7. Saving, Loading, and Professional Weights
We’re now in the final stretch of our roadmap:

Model Checkpointing
Training is expensive — always save your work:
# Save model weights only
torch.save(model.state_dict(), "model.pth")
# Save everything for resuming training later
torch.save({
"model_state_dict": model.state_dict(),
"optimizer_state_dict": optimizer.state_dict(),
}, "model_and_optimizer.pth")
# Restore a saved model
model = GPTModel(GPT_CONFIG_124M)
model.load_state_dict(torch.load("model.pth", map_location=device))
model.eval()
Loading Pretrained GPT-2 Weights
The real power comes from loading professionally pretrained weights into our architecture. First, download the weights:


from gpt_download import download_and_load_gpt2
settings, params = download_and_load_gpt2(
model_size="124M", models_dir="gpt2"
)
print("Settings:", settings)
print("Parameter keys:", params.keys())
OpenAI released weights for four GPT-2 model sizes. They all share the same core architecture — the differences are in embedding dimensions, number of transformer blocks, and attention heads:

The GPT-2 model family. All four sizes share the same architecture: token + positional embeddings → N transformer blocks (each with masked multi-head attention + feedforward) → final LayerNorm → linear output. The differences: 768→1600 embedding dims, 12→48 blocks, 12→25 attention heads, 124M→1558M total parameters.
The weight loading function maps OpenAI’s naming convention to our GPTModel. The key insight: OpenAI stores Q, K, V attention weights as a single concatenated matrix that we split into three parts using np.split:

The weight loading function: assign positional and token embedding weights, then iterate through each transformer block splitting the combined attention weights into separate query, key, and value components.

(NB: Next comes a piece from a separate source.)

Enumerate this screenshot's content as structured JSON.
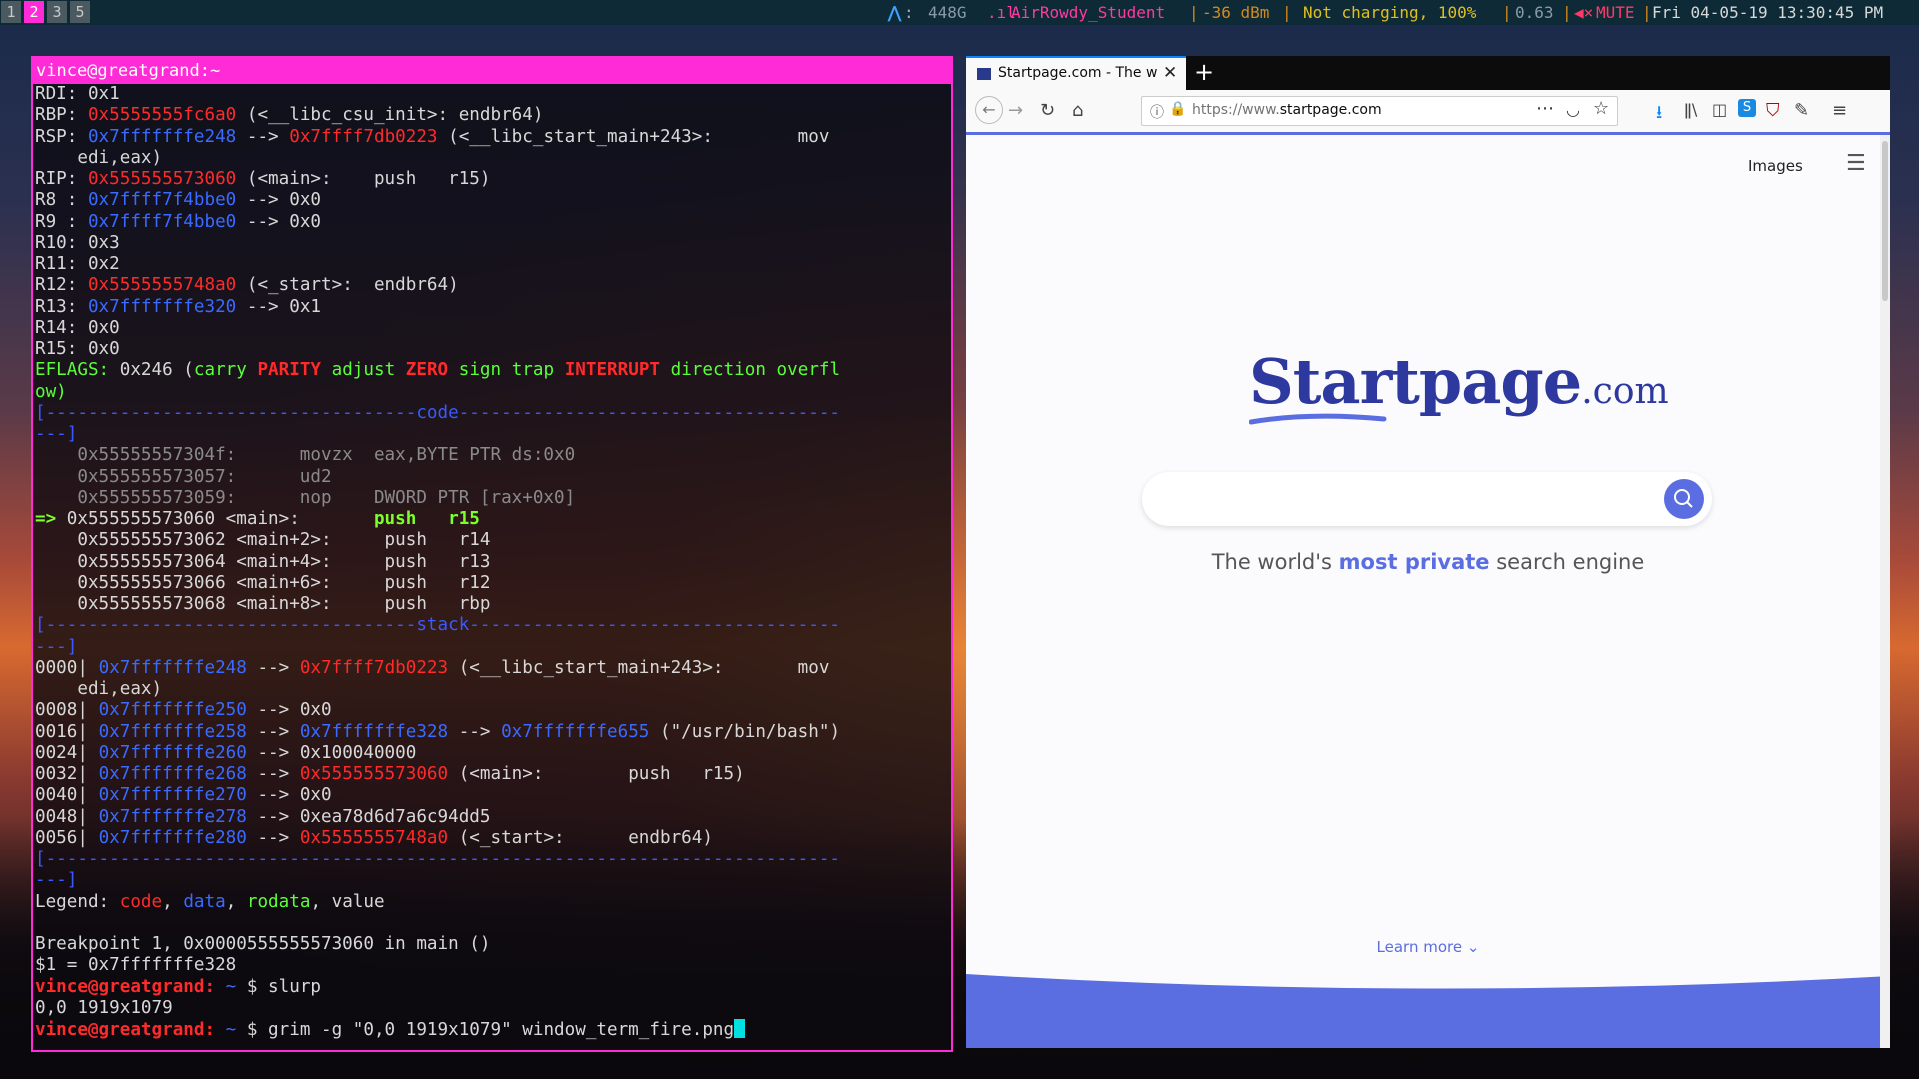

The full attention weight loading: for each transformer layer, (1) split combined attention weights into Q, K, V and assign transposed, (2) split combined biases, (3) assign output projection, feedforward, and layer normalization weights.
# Update config for pretrained model
NEW_CONFIG = GPT_CONFIG_124M.copy()
NEW_CONFIG.update({
"context_length": 1024, # Full GPT-2 context
"qkv_bias": True, # OpenAI models use bias
})
gpt = GPTModel(NEW_CONFIG)
load_weights_into_gpt(gpt, params)
gpt.to(device)
gpt.eval()
# Generate with professional weights
torch.manual_seed(123)
token_ids = generate(
model=gpt,
idx=text_to_token_ids("Every effort moves you", tokenizer).to(device),
max_new_tokens=25,
context_size=NEW_CONFIG["context_length"],
top_k=50,
temperature=1.5
)
print(token_ids_to_text(token_ids, tokenizer))
# "Every effort moves you toward finding an ideal new way to practice something!
# What makes us want to be on top of that?"
The difference is stark. Our tiny model trained on 5,145 tokens produces grammatically correct but clearly memorized text from the training story. The professional GPT-2 model, trained on billions of tokens, generates genuinely novel, contextually rich language.
What You’ve Accomplished
You’ve implemented a complete LLM pretraining pipeline from scratch. Starting from an architecture that produced “rentingetic wasn? refres RexMeCHicular stren”, you built the machinery to transform random weights into a system that generates coherent text — and then went further by loading professional-grade weights.
Key takeaways: the training loop is standard PyTorch (zero grad → forward → loss → backward → step), but the loss function is cross-entropy over next-token predictions. Temperature and top-k sampling are essential for generating diverse outputs rather than memorized text. And model checkpointing is critical because training is expensive.